Written by Philip Briggs

Fortunately there exist professional dragon slayers who are immune to such effects, and who for vast sums of money will go and slay dragons.

There are many taboos in Gambian culture. It is widely held, for instance, that if a person dreams of seeing raw fish or a snake, it is a sure sign of pregnancy, or that seeing a shooting star is a portent that a prominent person will die. Another common belief is that anything done on a Saturday will be repeated in the future, for which reason many people avoid visiting the sick and making condolences on this day. It is taboo to buy or sell items like soap, needles or charcoal at night, and it is also forbidden to whistle after dark, since all these things will lead to bad luck. It is also taboo for a widow to go out of her home during her mourning period.

Many animals are believed to have magical or special powers. In rural areas, most people will not kill or eat certain animals because they believe they have some ancestral connection with them. Despite this, many traditional beliefs impact negatively on wildlife. An example is the widespread fear of owls – thought to be transformed wizards and witches whose haunting call announces an impending death – that often results in its subject being killed. By contrast, geckoes and chameleons live charmed lives, in the sense that they are also very widely feared and usually left alone.

Dragons or ninki nanka are the most feared of all animals in The Gambia.
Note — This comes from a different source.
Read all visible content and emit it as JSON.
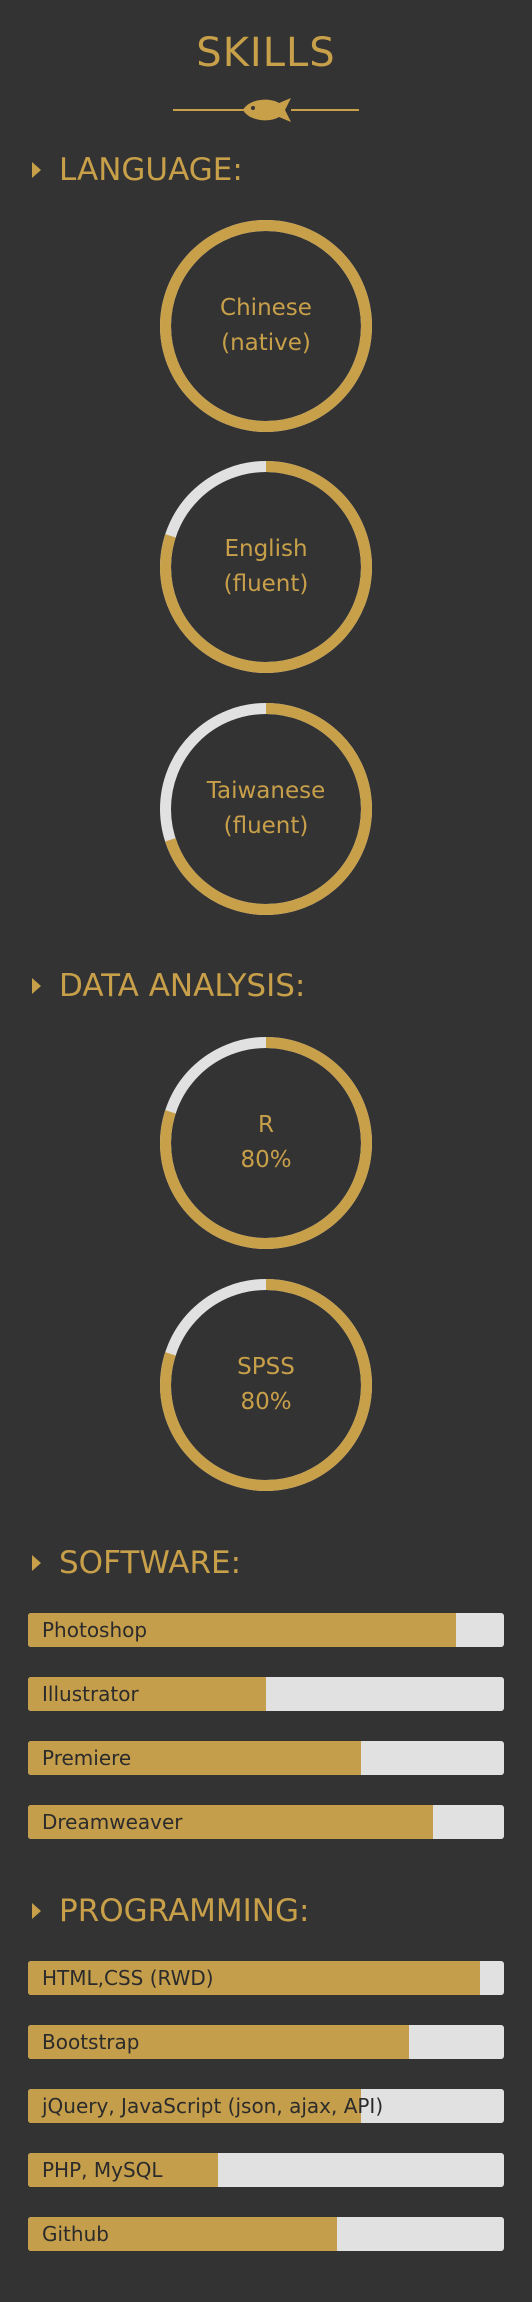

They live in remote areas and are usually hostile beasts who are able to kill by merely looking at someone. Fortunately, however, there also exist professional dragon slayers who are immune to such effects, and who for vast sums of money will go and slay dragons. Since no-one else can look at a dragon without dying, clients must rely on the word of the dragon slayer that the deed has been done.

Gambians are also great believers in the sanctity and holy power of certain places. The sacred crocodile pools provide examples, as do the many special sites scattered throughout the country. These sacred sites range from crocodile pools, groves, trees and stone altars through to tombs, burial sites and places where esteemed holy men have prayed. The sanctity of such places is a blessing in disguise as it is prohibited to cut down the trees or otherwise disturb the sites – and so a small part of The Gambia remains untouched.